Runs execute on compute nodes with no internet; you sync from a login node afterward. Because the adapter co-locates wandb state with the signac workspace, offline runs land at predictable paths:

<repo>/.runs/workspace/<job_id>/wandb/offline-run-YYYYMMDD_HHMMSS-<id>/

Compute-node side

# Python
from aexp import create_run, bind_tracker, WandbAdapter, run_lifecycle

job = create_run(experiment_id="E018", hypothesis_id="H012",
                 statepoint={"condition": "full", "seed": 0})
bind_tracker(job, WandbAdapter(), project="ecg-inquiry-eval", offline=True)

with run_lifecycle(job):
    # ... work; all wandb writes go to job.path/wandb/ ...

Or via the CLI:

aexp new-run --experiment E018 --hypothesis H012 --sp condition=full,seed=0
aexp bind-tracker <job_id> --backend wandb --project ecg-inquiry-eval --offline

Login-node side

# One command: walks .runs/workspace/*/wandb/, calls wandb sync on every offline run.
aexp sync-offline

# Preview without syncing:
aexp sync-offline --dry-run

Or, if you'd rather drive wandb directly:

wandb sync --sync-all .runs/

Run IDs are stable between offline and online, so the synced runs show up in W&B with the same id, group (H012/E018/full), tags, and full Limina config (limina.experiment_id, limina.hypothesis_id, etc.).

Python API

from aexp import find_offline_runs, sync_offline_runs

paths = find_offline_runs(".runs")
results = sync_offline_runs(".runs", dry_run=False)
for r in results:
    if not r.ok:
        print(r.path, r.stderr)

Writing a new adapter

  1. Subclass TrackerAdapter, set name.
  2. Lazy-import the backend SDK inside __init__ or the methods — never at module load.
  3. Preserve the contract: init_run returns a RunHandle, subsequent methods take it. Store any backend handle in handle.extra.
  4. Register in aexp/trackers/__init__.py if you want it importable from the package root.
  5. Add tests: mock the SDK (see tests/test_trackers_wandb.py for the pattern). Assert the init kwargs and that the adapter tolerates a missing backend (raises TrackerInitError).

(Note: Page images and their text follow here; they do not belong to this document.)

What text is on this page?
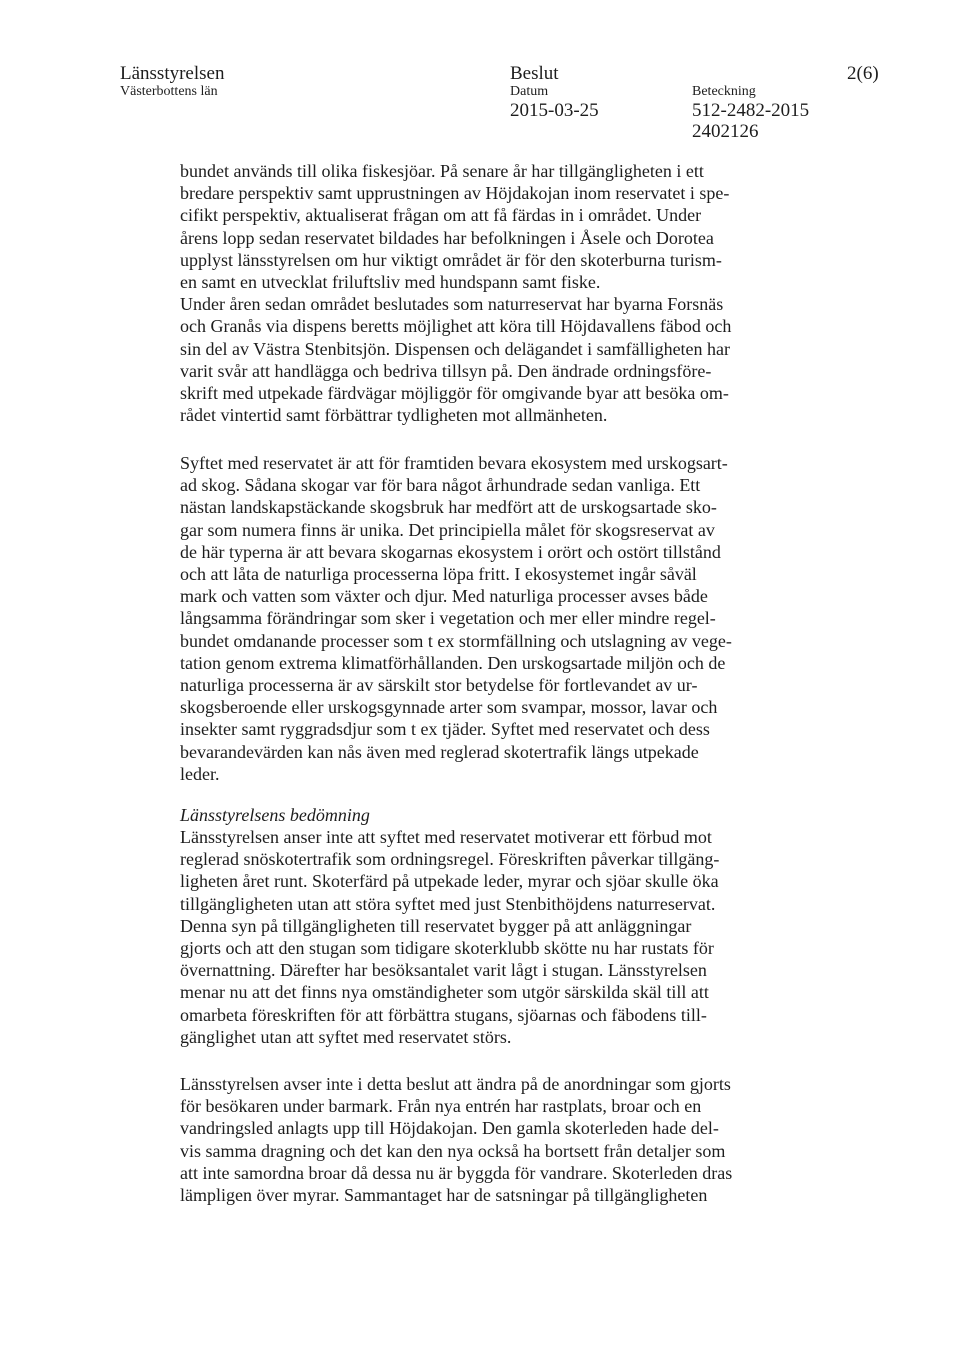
Länsstyrelsen
Västerbottens län
Beslut
Datum
2015-03-25
Beteckning
512-2482-2015
2402126
2(6)

bundet används till olika fiskesjöar. På senare år har tillgängligheten i ett
bredare perspektiv samt upprustningen av Höjdakojan inom reservatet i spe-
cifikt perspektiv, aktualiserat frågan om att få färdas in i området. Under
årens lopp sedan reservatet bildades har befolkningen i Åsele och Dorotea
upplyst länsstyrelsen om hur viktigt området är för den skoterburna turism-
en samt en utvecklat friluftsliv med hundspann samt fiske.
Under åren sedan området beslutades som naturreservat har byarna Forsnäs
och Granås via dispens beretts möjlighet att köra till Höjdavallens fäbod och
sin del av Västra Stenbitsjön. Dispensen och delägandet i samfälligheten har
varit svår att handlägga och bedriva tillsyn på. Den ändrade ordningsföre-
skrift med utpekade färdvägar möjliggör för omgivande byar att besöka om-
rådet vintertid samt förbättrar tydligheten mot allmänheten.

Syftet med reservatet är att för framtiden bevara ekosystem med urskogsart-
ad skog. Sådana skogar var för bara något århundrade sedan vanliga. Ett
nästan landskapstäckande skogsbruk har medfört att de urskogsartade sko-
gar som numera finns är unika. Det principiella målet för skogsreservat av
de här typerna är att bevara skogarnas ekosystem i orört och ostört tillstånd
och att låta de naturliga processerna löpa fritt. I ekosystemet ingår såväl
mark och vatten som växter och djur. Med naturliga processer avses både
långsamma förändringar som sker i vegetation och mer eller mindre regel-
bundet omdanande processer som t ex stormfällning och utslagning av vege-
tation genom extrema klimatförhållanden. Den urskogsartade miljön och de
naturliga processerna är av särskilt stor betydelse för fortlevandet av ur-
skogsberoende eller urskogsgynnade arter som svampar, mossor, lavar och
insekter samt ryggradsdjur som t ex tjäder. Syftet med reservatet och dess
bevarandevärden kan nås även med reglerad skotertrafik längs utpekade
leder.

Länsstyrelsens bedömning

Länsstyrelsen anser inte att syftet med reservatet motiverar ett förbud mot
reglerad snöskotertrafik som ordningsregel. Föreskriften påverkar tillgäng-
ligheten året runt. Skoterfärd på utpekade leder, myrar och sjöar skulle öka
tillgängligheten utan att störa syftet med just Stenbithöjdens naturreservat.
Denna syn på tillgängligheten till reservatet bygger på att anläggningar
gjorts och att den stugan som tidigare skoterklubb skötte nu har rustats för
övernattning. Därefter har besöksantalet varit lågt i stugan. Länsstyrelsen
menar nu att det finns nya omständigheter som utgör särskilda skäl till att
omarbeta föreskriften för att förbättra stugans, sjöarnas och fäbodens till-
gänglighet utan att syftet med reservatet störs.

Länsstyrelsen avser inte i detta beslut att ändra på de anordningar som gjorts
för besökaren under barmark. Från nya entrén har rastplats, broar och en
vandringsled anlagts upp till Höjdakojan. Den gamla skoterleden hade del-
vis samma dragning och det kan den nya också ha bortsett från detaljer som
att inte samordna broar då dessa nu är byggda för vandrare. Skoterleden dras
lämpligen över myrar. Sammantaget har de satsningar på tillgängligheten
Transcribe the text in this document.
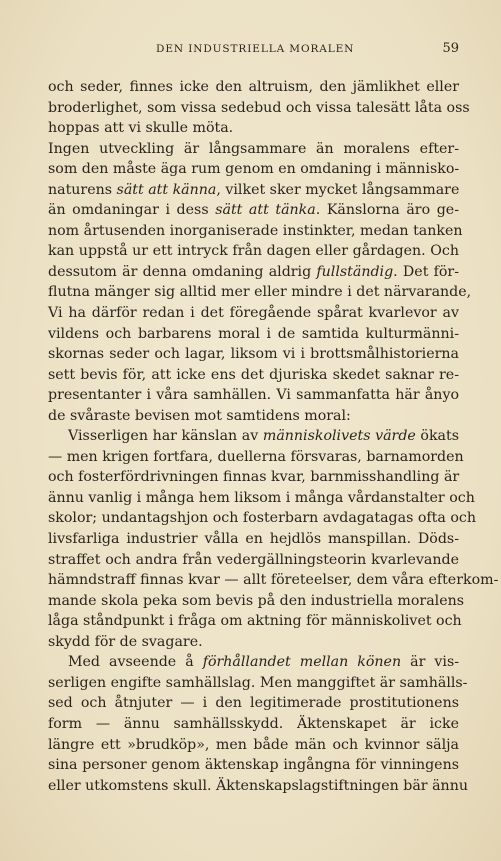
DEN INDUSTRIELLA MORALEN	59
och seder, finnes icke den altruism, den jämlikhet eller
broderlighet, som vissa sedebud och vissa talesätt låta oss
hoppas att vi skulle möta.
Ingen utveckling är långsammare än moralens efter-
som den måste äga rum genom en omdaning i människo-
naturens sätt att känna, vilket sker mycket långsammare
än omdaningar i dess sätt att tänka. Känslorna äro ge-
nom årtusenden inorganiserade instinkter, medan tanken
kan uppstå ur ett intryck från dagen eller gårdagen. Och
dessutom är denna omdaning aldrig fullständig. Det för-
flutna mänger sig alltid mer eller mindre i det närvarande,
Vi ha därför redan i det föregående spårat kvarlevor av
vildens och barbarens moral i de samtida kulturmänni-
skornas seder och lagar, liksom vi i brottsmålhistorierna
sett bevis för, att icke ens det djuriska skedet saknar re-
presentanter i våra samhällen. Vi sammanfatta här ånyo
de svåraste bevisen mot samtidens moral:
Visserligen har känslan av människolivets värde ökats
— men krigen fortfara, duellerna försvaras, barnamorden
och fosterfördrivningen finnas kvar, barnmisshandling är
ännu vanlig i många hem liksom i många vårdanstalter och
skolor; undantagshjon och fosterbarn avdagatagas ofta och
livsfarliga industrier vålla en hejdlös manspillan. Döds-
straffet och andra från vedergällningsteorin kvarlevande
hämndstraff finnas kvar — allt företeelser, dem våra efterkom-
mande skola peka som bevis på den industriella moralens
låga ståndpunkt i fråga om aktning för människolivet och
skydd för de svagare.
Med avseende å förhållandet mellan könen är vis-
serligen engifte samhällslag. Men manggiftet är samhälls-
sed och åtnjuter — i den legitimerade prostitutionens
form — ännu samhällsskydd. Äktenskapet är icke
längre ett »brudköp», men både män och kvinnor sälja
sina personer genom äktenskap ingångna för vinningens
eller utkomstens skull. Äktenskapslagstiftningen bär ännu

Why no Weave / OpenTelemetry adapter in v1

Both were considered. Weave was rejected: the runtime is Claude Code / Claude Desktop, which invokes the model inside a closed binary — our Python never touches anthropic.messages.create(), so Weave's auto-instrumented prompt/completion capture never fires. What's left is a generic function tracer that doesn't justify the W&B-account + SDK weight.

OpenTelemetry is a plausible v1.1 extra (pip install agentic-experiments[otel]): Claude Code itself emits OTEL under CLAUDE_CODE_ENABLE_TELEMETRY=1, so our spans could land in the same collector and correlate by session id. Not shipping in v1 — we don't yet know whether structured JSON logs to stderr (which the Limina hooks already produce) are enough.